I’ve been lookinging into the Solo 401k while building my business up to profitability .
I spoke to Fidelity and Schwab and decided on Schwab for an investment holding account to use as a base for my investments.
I’m tired of geting ripped off by the investment community and losing thousands every 5-6 years because of shennigans of the thieves at Corporatons. I will be making my own alternate investments. like gold, real estate and private invstments
I rolled over my IRA’s and prior Corporate 401k accounts to Schwab but I set up the Solo 401k with the Solo-k Retirement Group as they routinely handle alternate investments. Their Trust Agreement lets me invest almost anywhere, I can take out a loan if necessary and they charge a flat fee. They do the financials for the plan and will keep track of my Roth contributions so my investment profits are tax free when I take them out .
wanted to invest in SEP 401k .Can I get some information regarding it.My husband is self employed .
thanks
looking for a 401 k plan solo to be deducted from my account monthly or bi weekly
Is there a set or qualifying requirements to get enrolled?
And Rich, thank you for the input, very informative.
I set up what I thought was a solo 401K with fidelity.
When I logged into the account, I noticed they had set up a Keogh plan.
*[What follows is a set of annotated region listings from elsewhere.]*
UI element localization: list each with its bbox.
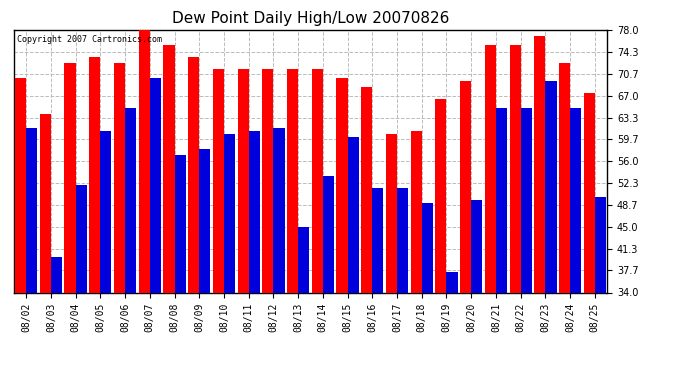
Bar bbox=[26, 129, 37, 375]
Bar bbox=[100, 131, 112, 375]
Bar bbox=[51, 257, 62, 375]
Bar bbox=[460, 81, 471, 375]
Bar bbox=[139, 30, 150, 375]
Bar bbox=[545, 81, 557, 375]
Bar bbox=[570, 108, 581, 375]
Bar bbox=[348, 137, 359, 375]
Bar bbox=[287, 69, 298, 375]
Bar bbox=[584, 93, 595, 375]
Bar bbox=[199, 149, 210, 375]
Bar bbox=[411, 131, 422, 375]
Bar bbox=[496, 108, 507, 375]
Bar bbox=[164, 45, 175, 375]
Title: Dew Point Daily High/Low 20070826: Dew Point Daily High/Low 20070826 bbox=[172, 11, 449, 26]
Bar bbox=[559, 63, 570, 375]
Bar bbox=[150, 78, 161, 375]
Bar bbox=[213, 69, 224, 375]
Bar bbox=[298, 227, 309, 375]
Bar bbox=[64, 63, 76, 375]
Bar bbox=[446, 272, 457, 375]
Bar bbox=[248, 131, 260, 375]
Bar bbox=[534, 36, 545, 375]
Bar bbox=[337, 78, 348, 375]
Bar bbox=[125, 108, 136, 375]
Bar bbox=[509, 45, 521, 375]
Bar bbox=[521, 108, 532, 375]
Bar bbox=[237, 69, 248, 375]
Text: Copyright 2007 Cartronics.com: Copyright 2007 Cartronics.com bbox=[17, 35, 161, 44]
Bar bbox=[386, 134, 397, 375]
Bar bbox=[485, 45, 496, 375]
Bar bbox=[397, 188, 408, 375]
Bar bbox=[361, 87, 373, 375]
Bar bbox=[175, 155, 186, 375]
Bar bbox=[89, 57, 100, 375]
Bar bbox=[422, 203, 433, 375]
Bar bbox=[471, 200, 482, 375]
Bar bbox=[15, 78, 26, 375]
Bar bbox=[262, 69, 273, 375]
Bar bbox=[323, 176, 334, 375]
Bar bbox=[273, 129, 284, 375]
Bar bbox=[188, 57, 199, 375]
Bar bbox=[76, 185, 87, 375]
Bar bbox=[595, 197, 606, 375]
Bar bbox=[312, 69, 323, 375]
Bar bbox=[224, 134, 235, 375]
Bar bbox=[40, 114, 51, 375]
Bar bbox=[114, 63, 125, 375]
Bar bbox=[435, 99, 446, 375]
Bar bbox=[373, 188, 384, 375]
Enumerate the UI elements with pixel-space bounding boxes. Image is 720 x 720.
When I called Fidelity they said thats how they set up their solo 401K’s.
Now Solo 401K’s have a few advantages over Keogh’s. The one that I really care about, is you can take a loan upto 50K from your solo 401K towards a first home purchase. Not so from the Keogh. Any thoughts on this?
@PD – Yes, my Solo 401k with Fidelity is also classified as a Keogh in their system. They don’t allow 401k loans, but that’s not specific to a Keogh as loans are just an option that any 401k provider can choose to provide or not.